Più di 30 milioni di euro sui conti svizzeri di due personaggi vicini a Comunione e Liberazione, l’ex assessore regionale lombardo alla sanità Antonio Simone e il procacciatore d’affari Pierangelo Daccò. Il primo è indagato e il secondo soltanto citato nell’inchiesta della procura di Milano sul crac del San Raffaele, e proprio dall’ospedale fondato da don Luigi Verzé sarebbe arrivata parte della somma. Lo rivela il settimanale l’Espresso, in edicola domani, in un’inchiesta di Paolo Biondani.

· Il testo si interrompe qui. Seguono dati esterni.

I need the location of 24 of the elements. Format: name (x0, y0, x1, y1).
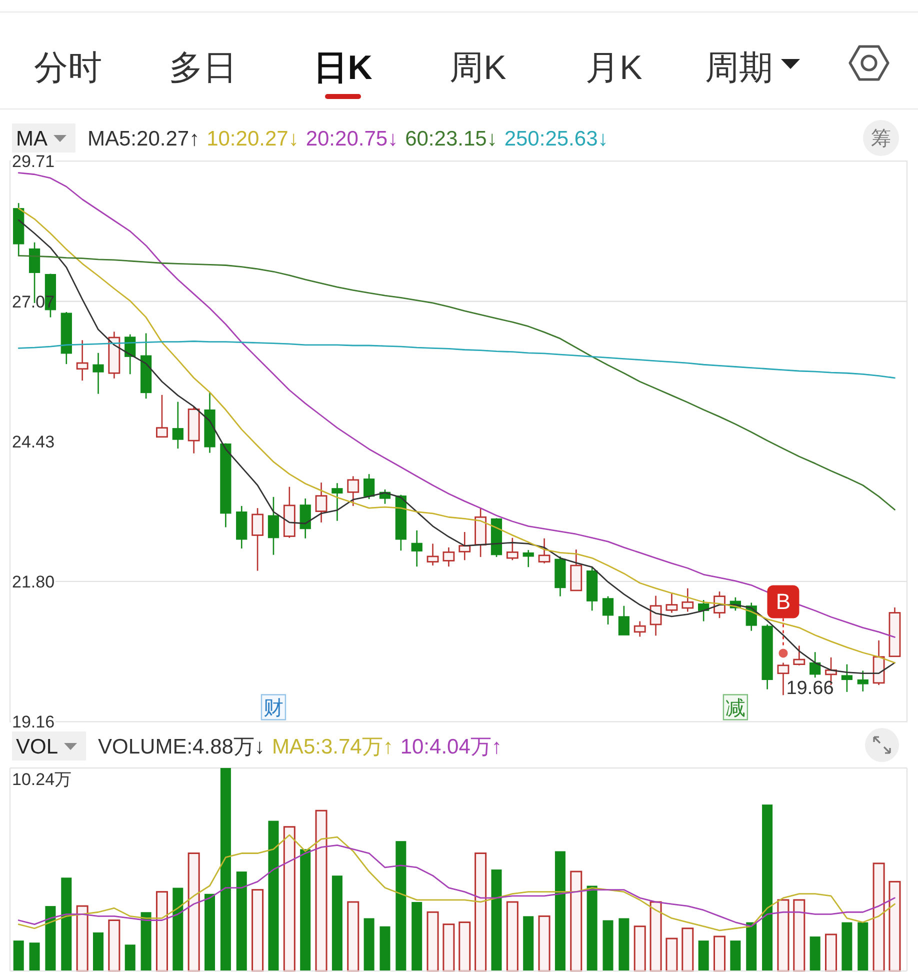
text: 分时 (34, 49, 102, 87)
text: 20:20.75↓ (306, 128, 398, 150)
note: 19.66 (786, 678, 834, 700)
text: MA5:3.74万↑ (272, 736, 394, 758)
legend-label: VOLUME:4.88万↓ (98, 736, 265, 758)
text: 筹 (871, 128, 891, 150)
tick-label: 24.43 (12, 432, 55, 452)
text: 周K (450, 49, 507, 87)
legend-title: MA (16, 128, 48, 150)
text: 250:25.63↓ (504, 128, 608, 150)
text: 10:4.04万↑ (400, 736, 502, 758)
text: 周期 (705, 49, 773, 87)
text: 60:23.15↓ (405, 128, 498, 150)
text: 多日 (169, 49, 237, 87)
tick-label: 19.16 (12, 712, 55, 732)
annotation: B (776, 589, 791, 614)
tick-label: 21.80 (12, 572, 55, 592)
legend-title: VOL (16, 736, 58, 758)
note: 10.24万 (12, 770, 72, 789)
text: 月K (586, 49, 643, 87)
text: 日K (314, 49, 373, 87)
text: 10:20.27↓ (206, 128, 299, 150)
text: MA5:20.27↑ (88, 128, 200, 150)
tick-label: 29.71 (12, 152, 55, 172)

I due, molto vicini al presidente della Regione Lombardia Roberto Formigoni, grazie alla loro attività nel settore sanitario, in vent’anni “si sono divisi più di 30 milioni di euro, ma la cifra totale, compresi gli investimenti tuttora in corso, potrebbe superare (e di molto) quota 50 milioni”, scrive l’Espresso. “I due ciellini hanno intascato buona parte di questo denaro per consulenze, mediazioni e progetti pagati da almeno tre grandi gruppi della sanità privata, tutti accreditati (e quindi rimborsati con fondi pubblici) dalla Regione Lombardia: San Raffaele, Fondazione Maugeri e Ordine dei Fatebenefratelli“.

Secondo la ricostruzione del settimanale, “di solito il contratto era intestato al solo Daccò, che poi girava circa un quarto della somma a Simone, ma con una fattura separata, segno di un lavoro autonomo”. E’ stata la Guardia di Finanza a trovare “le prime tracce dei due tesoretti analizzando i conti esteri che secondo l’accusa sono serviti a far sparire i fondi neri del San Raffaele”.